A global team of researchers has developed a new exam designed specifically to measure the true capabilities and limitations of modern artificial intelligence systems. The test, called “Humanity’s Last Exam” (HLE), was created because many existing AI benchmarks have become too easy for advanced AI models. As AI systems improved, they began scoring over 90% on traditional tests, making it difficult for researchers to accurately evaluate how advanced these systems really are.
The new exam is far more demanding than earlier benchmarks. It contains about 2,500 highly challenging questions covering a wide range of subjects including mathematics, natural sciences, humanities, ancient languages, and other specialized academic fields. These questions are designed to require deep reasoning and expert knowledge, pushing AI systems beyond simple pattern recognition or memorized information.
To build the exam, nearly 1,000 researchers and subject experts from around the world collaborated to create difficult questions that even advanced AI models would struggle to answer.

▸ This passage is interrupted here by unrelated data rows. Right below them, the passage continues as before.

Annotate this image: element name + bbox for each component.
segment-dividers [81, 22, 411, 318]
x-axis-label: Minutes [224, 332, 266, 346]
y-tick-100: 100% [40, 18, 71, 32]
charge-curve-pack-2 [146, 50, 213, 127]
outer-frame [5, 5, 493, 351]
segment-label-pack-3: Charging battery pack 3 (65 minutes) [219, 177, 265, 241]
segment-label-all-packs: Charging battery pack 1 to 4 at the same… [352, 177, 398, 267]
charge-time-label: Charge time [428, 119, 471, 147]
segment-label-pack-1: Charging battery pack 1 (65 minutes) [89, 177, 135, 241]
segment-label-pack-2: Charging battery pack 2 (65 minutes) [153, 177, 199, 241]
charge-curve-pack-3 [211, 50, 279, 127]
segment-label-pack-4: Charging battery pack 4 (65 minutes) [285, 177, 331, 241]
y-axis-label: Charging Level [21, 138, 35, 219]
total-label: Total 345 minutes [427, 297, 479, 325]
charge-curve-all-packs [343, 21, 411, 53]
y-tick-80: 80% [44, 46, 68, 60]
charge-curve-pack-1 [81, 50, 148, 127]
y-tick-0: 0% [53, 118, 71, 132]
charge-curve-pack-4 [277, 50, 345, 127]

The questions were carefully reviewed and selected through multiple stages to ensure their difficulty and accuracy. The aim was to produce a rigorous benchmark capable of revealing the real strengths and weaknesses of modern AI systems.
Early results show that today’s most powerful AI models still perform poorly on this test, highlighting the gap between current AI capabilities and human expert reasoning. Researchers believe the exam will serve as an important tool for tracking progress in artificial intelligence and understanding how close AI is to achieving more advanced, human-like intelligence in the future.